Aquino flew to Masbate where military divers and helicopters were scouring the area for the minister, who is missing along with two pilots.
Transportation Secretary Manuel “Mar” Roxas, who accompanied Aquino, said special sonar equipment had also been flown to Masbate to help in the search operation after some debris, including one wing of the missing plane, was recovered.
“We just want to do everything we can to save him (Robredo),” Roxas said in a message on Twitter.
Four people were on the private plane. Robredo’s aide, June Paolo Abrazado survived with only a few injuries while the Secretary and two pilots identified as Capt. Jessup Bahinting and Nepalese Kshitiz Chand remained missing.
The Aquino administration has intensified its efforts to find Robredo and the pilots by sending at least 25 sea vessels from the Philippine Coast Guard, the Navy, Air Force, Philippine National Police, and from the local governments.
The Philippine Navy has deployed its naval ships BRP Simeon Castro and BRP Hilario Ruiz and a diving team from the Naval Special Operations Group (Nagsog) to help in surface and underwater search and rescue operations.
The divers of Navsog have Trimix capabilities, which allow deep diving operations.
A navy islander plane and another diving team were also dispatched from Sangley Point in Cavite to assist in search operations, said Navy spokesman Colonel Omar Tonsay.
Philippine Air Force spokesman Colonel Miguel Ernesto Okol told INQUIRER.net that five helicopters, including its most modern assets, three Sokol and 2UH1H, were also enroute to Masbate.
From an area of about two kilometers from the shore, the search now covers a four kilometer-by-three kilometer site, in a depth of from 40 meters to 67 meters, according to notice posted in a bulletin board of La Villa Resort, which is now being used as a command center in the search and rescue efforts being overseen by no less than President Aquino.
Roxas, who was designated spokesman for the Robredo search, said two US aircrafts did a fly-by in the area last night but found no trace of the aircraft or of its missing passengers – Robredo and pilots Capt. Jessup Bahinting and Nepalese Kshitiz Chand.
He said they hoped to get better results with sonar equipment expected to arrive this morning from Cebu.
The government also called a prayer vigil at a Roman Catholic chapel in Manila for the 54-year-old cabinet member, a father of three daughters and a former city mayor.
He is considered to be one of the most influential Philippine politicians and a close presidential aide.
As interior secretary, Robredo was in control of the country’s 143,000-strong national police force which has long been dogged by accusations of corruption and abuse.
In recent months, he had ordered investigations into alleged financial irregularities over the construction of police stations and purchase of helicopters and rescue boats.
Robredo was also playing a key role in the dismantling of private armies allegedly deployed by some powerful provincial governors and city mayors ahead of congressional and local elections in 2013.
A former official at an ice cream company, Robredo was elected mayor of Naga City in the strife-torn Bicol region, south of Manila in 1988 at the age of 29, making him the youngest mayor in the country at the time.

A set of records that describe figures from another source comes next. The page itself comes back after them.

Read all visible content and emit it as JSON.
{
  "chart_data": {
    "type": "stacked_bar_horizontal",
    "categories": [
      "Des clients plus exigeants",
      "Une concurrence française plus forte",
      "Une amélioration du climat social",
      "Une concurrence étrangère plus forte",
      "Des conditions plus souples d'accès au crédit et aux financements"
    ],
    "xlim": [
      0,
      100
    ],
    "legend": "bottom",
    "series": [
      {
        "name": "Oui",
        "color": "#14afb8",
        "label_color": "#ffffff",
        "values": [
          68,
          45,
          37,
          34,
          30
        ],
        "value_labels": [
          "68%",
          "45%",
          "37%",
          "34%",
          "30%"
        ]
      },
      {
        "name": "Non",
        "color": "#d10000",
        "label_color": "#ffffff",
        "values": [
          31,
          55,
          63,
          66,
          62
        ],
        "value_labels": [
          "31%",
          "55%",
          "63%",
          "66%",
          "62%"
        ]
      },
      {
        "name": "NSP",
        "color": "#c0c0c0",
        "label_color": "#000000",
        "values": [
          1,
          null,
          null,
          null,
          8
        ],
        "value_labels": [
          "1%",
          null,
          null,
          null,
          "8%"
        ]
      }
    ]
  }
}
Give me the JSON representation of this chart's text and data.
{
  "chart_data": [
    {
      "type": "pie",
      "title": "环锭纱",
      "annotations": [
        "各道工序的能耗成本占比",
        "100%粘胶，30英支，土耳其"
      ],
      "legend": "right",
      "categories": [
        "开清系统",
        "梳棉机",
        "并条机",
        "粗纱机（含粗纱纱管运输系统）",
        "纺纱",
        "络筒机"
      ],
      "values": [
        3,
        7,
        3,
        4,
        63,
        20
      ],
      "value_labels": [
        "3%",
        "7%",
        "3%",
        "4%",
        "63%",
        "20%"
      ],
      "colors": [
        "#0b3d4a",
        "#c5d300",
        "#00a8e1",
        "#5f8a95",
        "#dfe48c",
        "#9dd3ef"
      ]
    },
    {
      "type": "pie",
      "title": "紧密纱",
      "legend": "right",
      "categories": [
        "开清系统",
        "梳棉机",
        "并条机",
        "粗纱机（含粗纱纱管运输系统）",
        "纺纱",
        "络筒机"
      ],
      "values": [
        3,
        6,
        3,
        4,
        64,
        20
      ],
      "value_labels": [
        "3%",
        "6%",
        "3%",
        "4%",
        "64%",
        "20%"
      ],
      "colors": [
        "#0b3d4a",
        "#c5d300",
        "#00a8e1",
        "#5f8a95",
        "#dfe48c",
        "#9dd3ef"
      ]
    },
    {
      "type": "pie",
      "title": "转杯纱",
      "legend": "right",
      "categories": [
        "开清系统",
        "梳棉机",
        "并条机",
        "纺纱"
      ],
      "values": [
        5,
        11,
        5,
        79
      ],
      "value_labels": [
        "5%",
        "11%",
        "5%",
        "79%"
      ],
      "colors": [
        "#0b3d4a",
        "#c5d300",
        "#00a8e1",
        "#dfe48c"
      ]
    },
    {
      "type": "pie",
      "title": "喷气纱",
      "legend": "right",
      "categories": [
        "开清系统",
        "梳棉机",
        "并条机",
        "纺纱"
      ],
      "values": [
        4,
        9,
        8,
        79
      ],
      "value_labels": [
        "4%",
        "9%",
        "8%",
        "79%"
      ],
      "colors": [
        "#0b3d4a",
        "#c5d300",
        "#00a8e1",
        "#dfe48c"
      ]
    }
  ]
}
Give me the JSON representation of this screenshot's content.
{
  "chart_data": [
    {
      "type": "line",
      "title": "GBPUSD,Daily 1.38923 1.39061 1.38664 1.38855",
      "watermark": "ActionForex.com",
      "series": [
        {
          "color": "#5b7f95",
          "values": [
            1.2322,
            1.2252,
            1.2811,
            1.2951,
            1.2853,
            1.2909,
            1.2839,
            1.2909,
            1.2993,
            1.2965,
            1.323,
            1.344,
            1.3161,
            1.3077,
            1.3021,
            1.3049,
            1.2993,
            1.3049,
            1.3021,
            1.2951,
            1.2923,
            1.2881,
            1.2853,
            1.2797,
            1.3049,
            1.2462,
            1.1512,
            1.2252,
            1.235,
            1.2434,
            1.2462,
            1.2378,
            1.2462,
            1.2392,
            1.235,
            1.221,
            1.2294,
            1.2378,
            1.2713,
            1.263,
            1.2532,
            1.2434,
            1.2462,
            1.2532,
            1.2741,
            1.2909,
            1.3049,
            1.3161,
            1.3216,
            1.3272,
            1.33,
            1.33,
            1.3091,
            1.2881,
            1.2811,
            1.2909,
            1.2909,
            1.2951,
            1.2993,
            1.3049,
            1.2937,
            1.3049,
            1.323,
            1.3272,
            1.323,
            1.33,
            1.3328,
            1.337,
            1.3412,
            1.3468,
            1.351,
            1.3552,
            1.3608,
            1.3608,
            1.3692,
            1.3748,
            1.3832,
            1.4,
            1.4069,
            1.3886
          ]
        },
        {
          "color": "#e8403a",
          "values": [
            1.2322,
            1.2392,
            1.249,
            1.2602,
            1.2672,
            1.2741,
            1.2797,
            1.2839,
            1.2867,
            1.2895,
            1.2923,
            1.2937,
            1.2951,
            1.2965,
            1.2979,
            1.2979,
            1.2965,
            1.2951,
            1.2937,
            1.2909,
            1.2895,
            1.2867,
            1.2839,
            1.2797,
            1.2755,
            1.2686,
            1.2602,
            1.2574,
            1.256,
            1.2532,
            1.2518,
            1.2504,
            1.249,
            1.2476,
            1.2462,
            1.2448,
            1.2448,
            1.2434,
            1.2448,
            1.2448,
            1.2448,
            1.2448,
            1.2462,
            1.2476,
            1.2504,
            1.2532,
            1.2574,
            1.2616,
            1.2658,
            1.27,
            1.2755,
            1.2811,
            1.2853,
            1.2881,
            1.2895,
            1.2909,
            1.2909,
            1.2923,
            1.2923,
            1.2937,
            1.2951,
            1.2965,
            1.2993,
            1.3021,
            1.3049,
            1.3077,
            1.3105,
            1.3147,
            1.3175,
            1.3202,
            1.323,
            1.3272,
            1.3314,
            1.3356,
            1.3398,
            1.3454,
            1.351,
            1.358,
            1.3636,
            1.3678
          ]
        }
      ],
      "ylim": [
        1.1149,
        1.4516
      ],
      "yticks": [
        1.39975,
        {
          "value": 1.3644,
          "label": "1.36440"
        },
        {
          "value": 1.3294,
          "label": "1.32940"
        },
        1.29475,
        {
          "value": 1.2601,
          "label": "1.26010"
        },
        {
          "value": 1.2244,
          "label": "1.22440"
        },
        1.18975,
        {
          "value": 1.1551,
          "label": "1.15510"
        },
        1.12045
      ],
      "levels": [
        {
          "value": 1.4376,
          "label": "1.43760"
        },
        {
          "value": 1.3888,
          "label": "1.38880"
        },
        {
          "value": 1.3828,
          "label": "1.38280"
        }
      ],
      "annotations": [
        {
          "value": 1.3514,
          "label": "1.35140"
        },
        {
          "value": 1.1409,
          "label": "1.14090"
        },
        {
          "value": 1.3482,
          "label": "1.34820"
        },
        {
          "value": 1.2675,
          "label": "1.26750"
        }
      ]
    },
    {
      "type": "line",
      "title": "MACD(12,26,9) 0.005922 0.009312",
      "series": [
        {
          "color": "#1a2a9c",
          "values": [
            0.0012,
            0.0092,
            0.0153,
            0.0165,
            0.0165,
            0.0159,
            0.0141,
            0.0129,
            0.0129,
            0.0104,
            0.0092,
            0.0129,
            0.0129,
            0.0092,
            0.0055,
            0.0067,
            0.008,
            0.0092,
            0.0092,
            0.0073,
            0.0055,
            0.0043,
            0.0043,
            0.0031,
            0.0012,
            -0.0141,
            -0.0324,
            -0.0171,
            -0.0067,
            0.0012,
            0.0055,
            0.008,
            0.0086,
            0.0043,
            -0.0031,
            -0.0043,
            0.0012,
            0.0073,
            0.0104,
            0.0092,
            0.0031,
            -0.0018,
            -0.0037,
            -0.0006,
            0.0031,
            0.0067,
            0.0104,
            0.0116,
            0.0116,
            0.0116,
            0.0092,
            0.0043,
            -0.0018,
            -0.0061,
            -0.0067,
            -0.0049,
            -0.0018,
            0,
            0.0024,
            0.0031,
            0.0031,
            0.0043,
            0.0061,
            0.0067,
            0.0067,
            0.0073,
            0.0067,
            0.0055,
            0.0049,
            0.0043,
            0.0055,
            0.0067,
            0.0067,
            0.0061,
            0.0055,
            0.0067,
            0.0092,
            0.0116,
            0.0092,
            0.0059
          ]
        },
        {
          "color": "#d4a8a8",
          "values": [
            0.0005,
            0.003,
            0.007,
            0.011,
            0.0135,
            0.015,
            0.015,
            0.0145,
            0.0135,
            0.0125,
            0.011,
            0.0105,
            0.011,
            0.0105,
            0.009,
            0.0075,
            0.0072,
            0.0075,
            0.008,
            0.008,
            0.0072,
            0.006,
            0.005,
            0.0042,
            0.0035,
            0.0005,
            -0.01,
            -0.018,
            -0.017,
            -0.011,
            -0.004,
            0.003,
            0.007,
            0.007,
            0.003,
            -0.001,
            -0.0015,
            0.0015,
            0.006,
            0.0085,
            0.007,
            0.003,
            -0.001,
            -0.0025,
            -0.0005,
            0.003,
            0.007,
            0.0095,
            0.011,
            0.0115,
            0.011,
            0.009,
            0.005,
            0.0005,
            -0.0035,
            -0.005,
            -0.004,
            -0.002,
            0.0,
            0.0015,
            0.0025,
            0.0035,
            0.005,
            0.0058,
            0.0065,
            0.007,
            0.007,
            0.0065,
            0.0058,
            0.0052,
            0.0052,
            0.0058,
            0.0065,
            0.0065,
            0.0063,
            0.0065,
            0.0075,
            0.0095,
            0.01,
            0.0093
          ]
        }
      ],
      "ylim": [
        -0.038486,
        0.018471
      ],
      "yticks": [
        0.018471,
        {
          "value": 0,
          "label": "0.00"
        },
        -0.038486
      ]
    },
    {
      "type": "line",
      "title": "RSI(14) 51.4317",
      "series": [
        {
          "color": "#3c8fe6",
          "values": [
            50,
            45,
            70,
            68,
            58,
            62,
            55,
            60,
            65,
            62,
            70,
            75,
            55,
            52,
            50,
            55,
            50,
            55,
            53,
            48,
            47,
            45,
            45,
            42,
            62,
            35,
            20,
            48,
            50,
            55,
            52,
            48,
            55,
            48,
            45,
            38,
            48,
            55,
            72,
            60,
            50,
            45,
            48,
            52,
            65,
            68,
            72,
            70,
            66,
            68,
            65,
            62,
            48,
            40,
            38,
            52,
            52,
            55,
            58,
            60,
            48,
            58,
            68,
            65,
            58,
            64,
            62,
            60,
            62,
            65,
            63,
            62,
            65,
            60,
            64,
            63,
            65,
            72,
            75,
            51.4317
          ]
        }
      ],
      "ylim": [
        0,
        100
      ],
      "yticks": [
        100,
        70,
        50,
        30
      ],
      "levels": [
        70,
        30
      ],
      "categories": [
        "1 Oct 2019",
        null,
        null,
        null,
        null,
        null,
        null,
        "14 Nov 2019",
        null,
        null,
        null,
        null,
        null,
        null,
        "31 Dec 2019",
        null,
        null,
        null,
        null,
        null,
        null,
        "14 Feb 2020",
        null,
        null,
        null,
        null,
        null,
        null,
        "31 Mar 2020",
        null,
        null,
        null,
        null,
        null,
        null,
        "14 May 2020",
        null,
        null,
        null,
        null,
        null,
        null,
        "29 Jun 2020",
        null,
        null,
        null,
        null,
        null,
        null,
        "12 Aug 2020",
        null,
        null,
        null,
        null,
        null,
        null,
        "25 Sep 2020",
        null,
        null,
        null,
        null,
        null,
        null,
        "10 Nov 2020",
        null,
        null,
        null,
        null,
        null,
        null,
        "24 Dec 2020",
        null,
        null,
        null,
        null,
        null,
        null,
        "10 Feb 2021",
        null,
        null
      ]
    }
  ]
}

His success in turning the once-sleepy city into a trading, housing and education centre won him many honours including a 2000 Ramon Magsaysay award, considered Asia’s version of the Nobel Prize.
After serving nine years as a city mayor, he joined Aquino’s successful campaign for the presidency in 2010, endorsing his reformist platform. Robredo was subsequently appointed to the cabinet.